Apple Stores are really Apple Embassies. Apple places these outposts in locations where human beings are already primed to spend money (malls, shopping districts, etc.), and in these locations they not only sell products but make the case for Apple as a whole. The employees are ambassadors and diplomats for Apple the quasi-nation-state, conducting negotiations, solving diplomatic crises, and establishing and building on relationships. I would bet you that the way Apple Stores have represented and delivered the message of the Apple brand has resulted in more revenue and growth than the raw sales of products that take place in those same stores. I can’t prove it, but I bet it’s true.

Google+ serves a similar purpose for Google, though unintentionally. It’s a meeting place for those who use and appreciate what Google does and its surrounding services and technologies. It creates a forum and meeting place that represents Google’s design aesthetic and preferred modes of communication, just as the Apple Stores do for Apple. It’s a walled garden, one that doesn’t interact particularly well with outside platforms, which is similar to Apple in a way, and actually an exception for Google generally, which usually makes a point of undergirding everything it possibly can across all of technology. And as for it being not a “real” place, it still works: Apple is about physical products, so it makes sense that its embassy is a brick-and-mortar retail location. It makes equal sense that Google, a software/cloud company, would have its embassy exist virtually, in a browser, in the cloud.

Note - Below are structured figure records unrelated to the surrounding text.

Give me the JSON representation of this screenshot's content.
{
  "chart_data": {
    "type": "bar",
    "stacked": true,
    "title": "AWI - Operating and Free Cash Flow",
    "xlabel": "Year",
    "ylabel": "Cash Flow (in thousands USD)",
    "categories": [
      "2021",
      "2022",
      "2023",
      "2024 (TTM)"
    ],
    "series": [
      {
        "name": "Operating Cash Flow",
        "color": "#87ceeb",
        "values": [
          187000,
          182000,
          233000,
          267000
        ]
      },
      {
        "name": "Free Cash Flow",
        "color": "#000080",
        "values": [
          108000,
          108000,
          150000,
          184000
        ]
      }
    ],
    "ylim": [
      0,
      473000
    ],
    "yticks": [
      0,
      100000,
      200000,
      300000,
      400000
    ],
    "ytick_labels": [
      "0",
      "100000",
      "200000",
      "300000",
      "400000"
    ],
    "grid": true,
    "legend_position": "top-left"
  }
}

And while Apple likes its customers to give it a lot of money for its products, and is thus represented by a store, Google likes to give away its product, and instead consume its users data: opinions, interests, routines, etc., and so there is no monetary side to Google+.

So perhaps what might be best for Google+ is for its parent company to accept that it will never be a Facebook competitor, but that it does potentially serve an extremely valuable service as the Apple Store of Google. Perhaps it might have Google employees inhabit it specifically for the purpose of being available to users, maybe attach company-run tech support exchanges for help with Android, search, and other aspects of Google’s massive online existence. Perhaps the Play Store could be more directly integrated to the Google+ experience so that users could seemlessly purchase new content while its being discussed (or “plus–1’d”). If Google decides to embrace Google+ as its embassy, it might thrive in a whole new, and potentially more valuable way than they ever intended.

 


* I think it’s important to note that Google+ is also full of noise. Android-centric feeds and communities are chock full of pointless screenshots of home screens and launcher themes, there’s a lot of poorly-written garbage, and a lot of complaining about battery life and whether one’s Nexus device has gotten the latest software update with morally acceptable speed.